When Abu Ghraib is mentioned, history will remind us that it was the Bush Administration that imprisoned those responsible for the horrors. When water-boarding is brought up, we will see that it was only used on three suspects, one of whom was Khalid Sheikh Mohammed, al-Qaeda's chief of operational planning, who divulged vast amounts of information that saved hundreds of innocent lives. When extraordinary renditions are queried, historians will ask how else the world's most dangerous terrorists should have been transported. On scheduled flights?
The credit crunch, brought on by the Democrats in Congress insisting upon home ownership for credit-unworthy people, will initially be blamed on Bush, but the perspective of time will show that the problems at Fannie Mae and Freddie Mac started with the deregulation of the Clinton era. Instead Bush's very
un-ideological but vast rescue package of $700 billion (£480 billion) might well be seen as lessening the impact of the squeeze, and putting America in position to be the first country out of recession, helped along by his huge tax-cut packages since 2000.

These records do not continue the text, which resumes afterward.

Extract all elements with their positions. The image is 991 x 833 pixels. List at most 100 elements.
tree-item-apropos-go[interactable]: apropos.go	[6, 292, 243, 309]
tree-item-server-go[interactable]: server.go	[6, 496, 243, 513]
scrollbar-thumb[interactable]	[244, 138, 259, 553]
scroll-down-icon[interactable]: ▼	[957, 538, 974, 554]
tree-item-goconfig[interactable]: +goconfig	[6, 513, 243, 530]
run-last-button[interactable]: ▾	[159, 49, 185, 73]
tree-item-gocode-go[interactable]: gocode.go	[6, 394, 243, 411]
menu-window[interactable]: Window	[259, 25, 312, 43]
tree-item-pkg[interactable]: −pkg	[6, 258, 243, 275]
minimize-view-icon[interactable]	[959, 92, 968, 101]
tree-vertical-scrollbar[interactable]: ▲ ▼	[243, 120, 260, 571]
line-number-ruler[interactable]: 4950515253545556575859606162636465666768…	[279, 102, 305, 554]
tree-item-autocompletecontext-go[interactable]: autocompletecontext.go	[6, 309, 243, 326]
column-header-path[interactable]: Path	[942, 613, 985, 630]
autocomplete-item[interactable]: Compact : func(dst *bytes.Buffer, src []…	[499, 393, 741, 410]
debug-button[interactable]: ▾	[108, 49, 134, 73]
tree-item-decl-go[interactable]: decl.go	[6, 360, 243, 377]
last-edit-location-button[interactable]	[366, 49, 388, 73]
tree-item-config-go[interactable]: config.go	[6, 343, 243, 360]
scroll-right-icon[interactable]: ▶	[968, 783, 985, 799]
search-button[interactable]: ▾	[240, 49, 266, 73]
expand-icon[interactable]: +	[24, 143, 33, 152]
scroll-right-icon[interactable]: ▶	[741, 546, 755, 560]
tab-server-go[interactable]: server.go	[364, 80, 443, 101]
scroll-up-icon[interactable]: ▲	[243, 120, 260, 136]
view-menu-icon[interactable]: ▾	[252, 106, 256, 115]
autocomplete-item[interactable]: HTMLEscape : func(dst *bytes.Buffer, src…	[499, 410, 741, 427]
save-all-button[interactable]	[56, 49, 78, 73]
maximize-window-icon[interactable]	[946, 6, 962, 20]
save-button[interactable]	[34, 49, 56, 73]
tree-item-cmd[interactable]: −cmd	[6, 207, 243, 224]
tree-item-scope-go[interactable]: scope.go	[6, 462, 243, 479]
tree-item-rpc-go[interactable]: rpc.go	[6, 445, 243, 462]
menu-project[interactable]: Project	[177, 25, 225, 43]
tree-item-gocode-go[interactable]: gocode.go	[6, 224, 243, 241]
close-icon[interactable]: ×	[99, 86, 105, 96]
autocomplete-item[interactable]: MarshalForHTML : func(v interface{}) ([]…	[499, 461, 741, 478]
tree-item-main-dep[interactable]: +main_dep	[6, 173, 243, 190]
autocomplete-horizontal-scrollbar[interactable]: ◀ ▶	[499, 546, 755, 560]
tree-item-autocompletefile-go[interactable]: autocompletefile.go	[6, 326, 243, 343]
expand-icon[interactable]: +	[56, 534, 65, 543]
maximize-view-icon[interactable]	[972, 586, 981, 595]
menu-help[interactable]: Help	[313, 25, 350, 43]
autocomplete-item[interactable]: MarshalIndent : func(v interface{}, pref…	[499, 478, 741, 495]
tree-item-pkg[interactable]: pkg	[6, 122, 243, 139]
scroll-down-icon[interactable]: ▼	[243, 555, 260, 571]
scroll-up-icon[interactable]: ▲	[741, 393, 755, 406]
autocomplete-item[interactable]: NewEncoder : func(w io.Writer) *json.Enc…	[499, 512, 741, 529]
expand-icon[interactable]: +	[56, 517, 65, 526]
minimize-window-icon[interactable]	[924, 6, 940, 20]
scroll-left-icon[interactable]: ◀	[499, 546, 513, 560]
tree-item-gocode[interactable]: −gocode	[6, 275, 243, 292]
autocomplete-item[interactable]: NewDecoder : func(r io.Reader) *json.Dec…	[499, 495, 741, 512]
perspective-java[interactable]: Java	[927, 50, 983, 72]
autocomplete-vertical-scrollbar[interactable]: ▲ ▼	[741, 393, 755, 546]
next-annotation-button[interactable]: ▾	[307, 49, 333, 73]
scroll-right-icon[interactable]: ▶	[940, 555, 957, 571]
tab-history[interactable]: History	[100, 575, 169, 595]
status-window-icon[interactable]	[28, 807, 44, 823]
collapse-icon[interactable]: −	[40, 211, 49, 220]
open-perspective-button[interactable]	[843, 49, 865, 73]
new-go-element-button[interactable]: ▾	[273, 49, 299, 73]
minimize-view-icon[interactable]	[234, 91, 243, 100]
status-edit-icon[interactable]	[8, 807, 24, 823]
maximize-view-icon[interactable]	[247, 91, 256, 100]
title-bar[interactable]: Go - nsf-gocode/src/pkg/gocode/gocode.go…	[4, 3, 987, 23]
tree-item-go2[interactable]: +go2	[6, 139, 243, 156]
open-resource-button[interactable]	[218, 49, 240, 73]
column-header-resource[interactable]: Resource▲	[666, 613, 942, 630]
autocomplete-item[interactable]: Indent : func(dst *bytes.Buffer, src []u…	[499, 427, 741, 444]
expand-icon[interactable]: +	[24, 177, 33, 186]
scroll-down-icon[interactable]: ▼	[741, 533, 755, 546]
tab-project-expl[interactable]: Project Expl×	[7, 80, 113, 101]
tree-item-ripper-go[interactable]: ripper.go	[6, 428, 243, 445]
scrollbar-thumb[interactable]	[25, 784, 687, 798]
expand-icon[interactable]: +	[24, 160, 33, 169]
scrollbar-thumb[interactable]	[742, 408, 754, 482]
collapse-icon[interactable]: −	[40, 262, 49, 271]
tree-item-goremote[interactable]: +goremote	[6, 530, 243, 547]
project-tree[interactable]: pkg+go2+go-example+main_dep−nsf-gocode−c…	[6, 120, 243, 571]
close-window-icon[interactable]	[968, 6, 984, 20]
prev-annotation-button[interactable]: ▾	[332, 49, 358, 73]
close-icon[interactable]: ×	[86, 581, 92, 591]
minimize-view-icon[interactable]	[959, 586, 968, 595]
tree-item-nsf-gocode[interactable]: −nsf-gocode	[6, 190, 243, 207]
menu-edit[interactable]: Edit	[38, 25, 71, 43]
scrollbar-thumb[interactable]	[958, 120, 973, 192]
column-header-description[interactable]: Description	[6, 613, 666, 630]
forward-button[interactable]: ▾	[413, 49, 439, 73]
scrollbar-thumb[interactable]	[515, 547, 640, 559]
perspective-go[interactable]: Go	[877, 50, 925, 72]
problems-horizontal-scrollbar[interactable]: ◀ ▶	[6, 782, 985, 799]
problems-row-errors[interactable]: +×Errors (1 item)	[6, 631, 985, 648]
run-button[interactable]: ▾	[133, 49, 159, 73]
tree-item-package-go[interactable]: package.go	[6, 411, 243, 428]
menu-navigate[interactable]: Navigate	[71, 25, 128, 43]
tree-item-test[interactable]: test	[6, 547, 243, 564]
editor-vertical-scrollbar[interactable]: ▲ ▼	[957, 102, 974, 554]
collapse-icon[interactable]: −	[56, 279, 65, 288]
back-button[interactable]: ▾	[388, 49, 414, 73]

More importantly, GWB showed exceptional moral courage when he backed Gen. Petraeus's daring plan to increase US troops in Iraq, the so-called Surge. Despite grandstanding by the likes of the cowardly Hillary Clinton and thedespicable NYT which allowed a cabal of treasonous whack-jobs [MoveOn.org] a discount in printing a manifesto the day the esteemed General testified in front of Congress, the Surge worked and girly-men like Harry Reid have had to eat their treasonous words about the war being "lost." If they had any sense of honor, they would feel shame, but they are shameless and without conscience.
Sneered at for being "simplistic" in his reaction to 9/11, Bush's visceral responses to the attacks of a fascistic, totalitarian death cult will be seen as having been substantially the right ones.
Mistakes are made in every war, but when virtually the entire military, diplomatic and political establishment in the West opposed it, Bush insisted on the surge in Iraq that has been seen to have brought the war around, and set Iraq on the right path. Today its GDP is 30 per cent higher than under Saddam, and it is free of a brutal dictator and his rapist sons.
The number of American troops killed during the eight years of the War against Terror has been fewer than those slain capturing two islands in the Second World War, and in Britain we have lost fewer soldiers than on a normal weekend on the Western Front. As for civilians, there have been fewer Iraqis killed since the invasion than in 20 conflicts since the Second World War.
Iraq has been a victory for the US-led coalition, a fact that the Bush-haters will have to deal with when perspective finally – perhaps years from now – lends objectivity to this fine man's record.

Roberts and The Telegraph demonstrate, as does Bernard-Henry Levi, that not all Europeans have succumbed to the collective hysteria engendered by the continent's loss of real power on the geopolitical stage.